Validation previews should highlight compliance and violations. Green for passing criteria, red for failing criteria. The preview that shows the design without indicating problems is decoration, not validation. The value lies in confirming correctness or revealing errors, not just displaying the reflection.

The Infinite Regress

Two mirrors facing each other create infinite regress—each mirror reflects the other's reflection recursively. The effect is dizzying and informationally useless—every additional reflection adds nothing new.

Design systems can create similar regress. A design tool that previews the preview of the preview creates layers of representation without additional information. Mockups of mockups, documentation of documentation, meta-design about design—each layer of reflection should add value, not just mirror the previous layer.

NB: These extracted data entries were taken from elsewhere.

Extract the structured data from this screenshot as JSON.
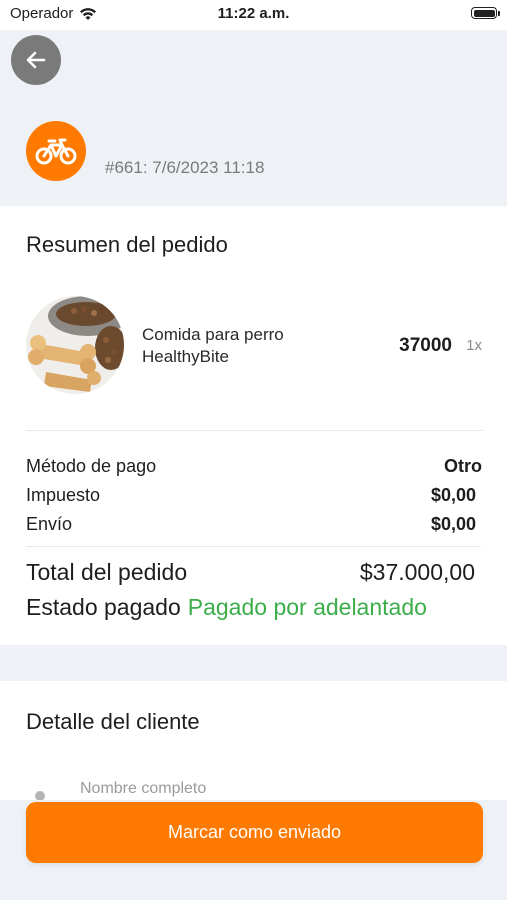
{
  "status_bar": {
    "carrier": "Operador",
    "time": "11:22 a.m."
  },
  "header": {
    "back_icon": "arrow-left-icon",
    "order_icon": "bicycle-icon",
    "order_ref": "#661: 7/6/2023 11:18"
  },
  "summary": {
    "title": "Resumen del pedido",
    "product": {
      "image": "dog-food-bone-image",
      "name_line1": "Comida para perro",
      "name_line2": "HealthyBite",
      "price": "37000",
      "qty": "1x"
    },
    "rows": [
      {
        "label": "Método de pago",
        "value": "Otro"
      },
      {
        "label": "Impuesto",
        "value": "$0,00"
      },
      {
        "label": "Envío",
        "value": "$0,00"
      }
    ],
    "total_label": "Total del pedido",
    "total_value": "$37.000,00",
    "paid_label": "Estado pagado",
    "paid_value": "Pagado por adelantado"
  },
  "customer": {
    "title": "Detalle del cliente",
    "full_name_label": "Nombre completo"
  },
  "actions": {
    "mark_shipped": "Marcar como enviado"
  },
  "colors": {
    "accent": "#FF7A00",
    "paid": "#3BAE4A",
    "background": "#EEF2F6"
  }
}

The designer must recognize when additional reflection layers add value versus when they create regress. A preview of final output adds value. A preview of a preview of final output rarely does. Each layer should serve distinct purpose—different viewing context, different validation criteria, different stakeholder needs. Regress without purpose is waste.

Breaking the Mirror

Mirrors can be broken—shattered into fragments that each reflect a portion of reality. The fragments still reflect, but the unified image is destroyed. Reassembling a broken mirror is nearly impossible; the breaks persist even if pieces are fitted back together.

Design previews can break similarly—when the preview mechanism fails to keep pace with design changes, when rendering updates break preview functionality, when preview features are deprecated without replacement. The broken preview shows fragments of the design but not the complete reflection.

Maintaining preview systems requires continuous effort. As the design system evolves, previews must evolve in parallel. A preview that accurately reflected v1.0 but breaks on v2.0 is a broken mirror. The fragments may show partial truth, but the whole is untrustworthy. The designer must maintain preview fidelity or acknowledge when the mirror is broken and remove it rather than leaving users with unreliable reflection.